Por esta misma razón Es ameno/ liviano/ fácil de leer. Está relatado en primera persona, igual que 50 Sombras de Grey, pero ¿cuál es la diferencia? que la protagonista, Catherine, es la real dueña de la historia. A diferencia de Anna, que es una protagonista pasiva, cuyos movimientos se rigen por los deseos de Grey, Catherine avanza, reflexiona, retrocede, hace referencias a figuras actuales, las cosas le gustan y no le gustan, fantasea y no se avergüenza, no le gusta Paris Hilton, y de pronto te das cuenta de que la conoces un poco, sabes más o menos cómo piensa y que ya te has leído 150 páginas. Otro punto a favor relativo a lo mismo, es que sientes que la protagonista es real. Independiente de los escenarios y de las cosas que pasen, Catherine es un ser humano común y corriente. Con aspiraciones y preocupaciones. Una relación que a veces funciona y a veces no, fantasías eróticas, un amor con el que desea envejecer, un amor platónico y una amiga bien empoderada. Habla fluído, busca en google, visita sitios porno, se masturba, fantasea, come, no le gusta el semen en la cara, tiene pelos entre las piernas, se frustra, pero sigue con su vida. Es pudorosa, pero no mojigata.
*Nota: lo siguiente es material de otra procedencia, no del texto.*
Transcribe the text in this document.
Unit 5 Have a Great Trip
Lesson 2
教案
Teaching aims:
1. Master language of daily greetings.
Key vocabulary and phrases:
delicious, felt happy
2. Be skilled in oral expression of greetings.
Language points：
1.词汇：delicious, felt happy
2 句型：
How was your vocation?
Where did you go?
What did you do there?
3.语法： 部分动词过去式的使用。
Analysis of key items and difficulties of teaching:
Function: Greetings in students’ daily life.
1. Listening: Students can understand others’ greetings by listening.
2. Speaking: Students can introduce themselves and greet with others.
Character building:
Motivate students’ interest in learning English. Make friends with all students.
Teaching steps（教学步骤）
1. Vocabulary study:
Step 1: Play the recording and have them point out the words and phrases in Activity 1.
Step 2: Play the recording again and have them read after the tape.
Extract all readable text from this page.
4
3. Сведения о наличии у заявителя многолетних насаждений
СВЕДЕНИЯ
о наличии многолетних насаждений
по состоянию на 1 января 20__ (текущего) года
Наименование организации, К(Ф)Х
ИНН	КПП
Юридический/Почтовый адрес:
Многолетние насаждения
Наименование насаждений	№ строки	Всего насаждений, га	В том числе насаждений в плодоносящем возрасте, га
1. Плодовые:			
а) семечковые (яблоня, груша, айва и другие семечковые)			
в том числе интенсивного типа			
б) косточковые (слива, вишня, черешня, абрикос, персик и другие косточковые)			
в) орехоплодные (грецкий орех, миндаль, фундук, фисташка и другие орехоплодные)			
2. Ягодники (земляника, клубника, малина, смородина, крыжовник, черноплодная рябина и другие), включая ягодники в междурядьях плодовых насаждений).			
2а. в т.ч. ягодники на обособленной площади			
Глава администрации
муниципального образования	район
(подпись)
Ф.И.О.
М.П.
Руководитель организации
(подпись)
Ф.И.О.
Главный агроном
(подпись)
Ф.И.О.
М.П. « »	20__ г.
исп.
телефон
En pocas palabras ES UN SER HUMANO.

Imagínensela en FILSA

Más que una historia de amor, es una historia de AMOR PROPIO. Usa códigos simples, entendibles por personas con un mínimo de conocimientos, habla de películas, da algunos datos freak y -casi como un juego -se refiere poco y nada al porno. Volvemos a lo ameno. Así te encuentras con sus apreciaciones sobre la vida, sobre los nombres que no le gustan para referirse a fluidos y genitales, sobre la importancia del semen como verdadero fluido originario de la vida, y cosas como fantasear acerca de usar el ímpetu masturbatorio de las miles de personas que miran porno por internet, para producir energía eléctrica.
Las reflexiones acerca del cuerpo son reales. En 50 sombras de Grey la protagonista descubría su cuerpo, casi por primera vez, aunque dado el contexto en que lo hacía, terminaba haciéndolo de una forma un poco violenta. Todo terminaba siendo un torbellino de emociones, todo era “la primera vez” y todo le parecía nuevo y reprochable. Catherine es distinta. No es virgen, sabe perfectamente para donde va la micro, y en un plan menos adolescente no busca descubrir su cuerpo, porque ya lo conoce, sino que se “encanta” con él. Toma lo que sabe, lo lleva al límite, experimenta y busca perfeccionar lo que ha aprendido con los años y las experiencias. Las fantasías de Catherine curiosamente evocan muchos escenarios típicos del porno, y no todos los hombres del libro son verdaderos adonis fornidos y musculosos.

El libro se ahorra esos clichés de las minas deprimidas que toman helado en pijamas de conejitos y de hombres que les mandan regalos. En todo momento la tipa sabe a lo que va. Se arrepiente y después se arrepiente de haberse arrepentido, regalándote un set bien amplio de frases para el bronce.

Como el final guatea harto, dudo mucho que Sasha Grey sea el nuevo ícono literario, pero logra crear un universo creíble -dentro de todo-ameno e interesante. Con un lenguaje simple, se vuelve mucho más accesible para el lector y fácil de abordar. Sus planteamientos son básicos, pero encierran una profundidad bien especial, puedes darte cuenta que la que habla es una mujer, que no se jacta de su experiencia y -con todo lo que ha vivido -se permite aún tener las mismas aspiraciones que todas las demás.